1000 Albums Project


Octane, by Spock’s Beard
Suggested by Stuart Taylor

This project has put me through the wringer.

I’m not talking stress levels, although I admit sometimes the 3am postings have set me on edge the following day. I’m talking emotionally. I’ve consumed so much new material, so much that’s outside my personal comfort zone, that it’s taken a toll.

I’ve been offended by Eminem, I’ve been angered by Son of Dork, I’ve been confused by Captain Beefheart, I’ve been enthralled by Songhoy Blues, I’ve been menaced by Geto Boys, I’ve been  impressed by Watsky, I’ve been amused by Mik Artistik, I’ve been scared by  Rotting Christ, I’ve been irritated by A$AP Rocky, and I’ve been by Nirvana.

If we only look at Prog music, I’ve danced through a gamut of emotions, from irritation to bafflement to wonder and beyond. This is unsurprising, as my feelings towards this wide and sumptuous genre have developed through the months, from abhorrence to grudging acceptance to respect and more.

And so we come to Spock’s Beard, a Prog Rock outfit hailing from Los Angeles. First thing of note? Love the name. Very quirky. At this point, I’m hoping the music contains similar whimsy.
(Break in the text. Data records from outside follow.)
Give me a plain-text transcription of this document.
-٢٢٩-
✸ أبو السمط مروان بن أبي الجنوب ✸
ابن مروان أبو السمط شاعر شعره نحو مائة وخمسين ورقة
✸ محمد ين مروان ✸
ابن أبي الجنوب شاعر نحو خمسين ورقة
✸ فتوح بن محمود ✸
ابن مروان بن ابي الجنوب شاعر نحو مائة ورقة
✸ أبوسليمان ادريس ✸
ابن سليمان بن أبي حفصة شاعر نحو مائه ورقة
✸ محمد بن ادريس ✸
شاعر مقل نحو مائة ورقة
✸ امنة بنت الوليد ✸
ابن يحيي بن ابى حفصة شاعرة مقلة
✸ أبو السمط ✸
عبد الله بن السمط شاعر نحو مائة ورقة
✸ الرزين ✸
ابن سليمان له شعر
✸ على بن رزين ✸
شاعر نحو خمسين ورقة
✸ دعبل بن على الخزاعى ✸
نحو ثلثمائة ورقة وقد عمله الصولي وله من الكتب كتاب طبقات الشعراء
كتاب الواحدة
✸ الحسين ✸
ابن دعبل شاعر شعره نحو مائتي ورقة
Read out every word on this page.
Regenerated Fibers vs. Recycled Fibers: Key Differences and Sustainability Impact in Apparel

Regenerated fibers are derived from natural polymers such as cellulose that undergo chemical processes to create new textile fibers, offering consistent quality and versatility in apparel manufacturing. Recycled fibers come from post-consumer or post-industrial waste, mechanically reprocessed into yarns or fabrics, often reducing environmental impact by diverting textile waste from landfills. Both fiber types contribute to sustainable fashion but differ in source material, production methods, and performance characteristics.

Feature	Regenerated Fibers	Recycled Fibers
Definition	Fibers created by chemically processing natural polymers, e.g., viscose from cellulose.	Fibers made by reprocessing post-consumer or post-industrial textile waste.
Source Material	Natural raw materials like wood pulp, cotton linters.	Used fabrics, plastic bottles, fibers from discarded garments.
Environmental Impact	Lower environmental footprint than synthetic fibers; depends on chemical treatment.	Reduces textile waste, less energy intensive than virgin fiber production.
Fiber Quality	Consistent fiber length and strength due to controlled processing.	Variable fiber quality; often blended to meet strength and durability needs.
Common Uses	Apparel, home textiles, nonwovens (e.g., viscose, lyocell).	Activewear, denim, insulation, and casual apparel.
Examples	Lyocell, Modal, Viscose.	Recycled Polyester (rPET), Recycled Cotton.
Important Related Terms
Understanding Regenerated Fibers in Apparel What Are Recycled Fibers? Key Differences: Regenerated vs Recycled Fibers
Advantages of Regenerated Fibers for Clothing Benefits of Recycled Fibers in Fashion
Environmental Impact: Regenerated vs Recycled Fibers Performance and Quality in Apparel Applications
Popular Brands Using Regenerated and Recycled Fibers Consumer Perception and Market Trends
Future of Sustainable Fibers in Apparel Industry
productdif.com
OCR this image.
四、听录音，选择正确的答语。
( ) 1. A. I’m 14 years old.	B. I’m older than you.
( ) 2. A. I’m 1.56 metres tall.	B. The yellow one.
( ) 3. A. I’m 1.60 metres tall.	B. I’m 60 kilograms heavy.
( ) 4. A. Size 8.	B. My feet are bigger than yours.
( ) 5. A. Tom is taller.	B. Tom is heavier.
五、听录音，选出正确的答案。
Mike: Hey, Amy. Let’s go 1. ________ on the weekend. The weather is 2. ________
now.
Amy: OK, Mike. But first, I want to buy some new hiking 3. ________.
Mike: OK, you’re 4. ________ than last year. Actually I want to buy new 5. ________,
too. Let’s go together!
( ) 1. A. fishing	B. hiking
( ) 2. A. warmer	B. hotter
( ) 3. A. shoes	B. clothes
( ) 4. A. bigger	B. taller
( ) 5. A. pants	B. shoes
Unfortunately, it’s not the case.

Octane is the band’s eighth studio album, the first seven tracks of which form a single complete work that tells the story of a man involved in a car accident, reliving his memories in the moments following the crash. This concept section, and the album in general, starts of in fine form with my standout track The Ballet of Impact. It’s a charged, adrenaline-fuelled symphonic synth piece that gallops along in a menacing and almost discordant pace.

But after this excellent start, things go downhill pretty quickly. Too many of the subsequent songs are bland in scope and structure, from the plodding guitar of Climbing That Hill to the formulaic ballad of I Wouldn’t Let It Go, there’s a ratio imbalance that favours the Rock in detriment of the Prog. After the bombast and bravado of the opening track, I was disappointed that the rest was all rather mundane.

There were a few more excellent offerings, most notably The Planet’s Hum, which begins with some trilling filigreed instrumentation that builds into a frenetic and stuttering jumble that bounces and barks toward an exultant conclusion. I originally had it down as my standout, but that was before I realised it was called The Planet’s Hum, and not what I first thought, the vastly superior The Planet’s Mum.

According to the internet, this period of Spock’s Beard saw them mired in mundanity after the loss of their apparent founding musical powerhouse, Neal Morse. There were fears, at the time, that without Morse’s intelligent songsmithery and guiding hand, the band could descend into a pit of the blandest beige, and for huge swathes of Octane I fear the doomsayers were correct. While the highs were high, the lows were too low to keep my juices flowing.

I award Octane a middling 5/10, and add another emotion to my above list, one that I’d never expected to use as a descriptor for Prog… In truth, I was simply bored.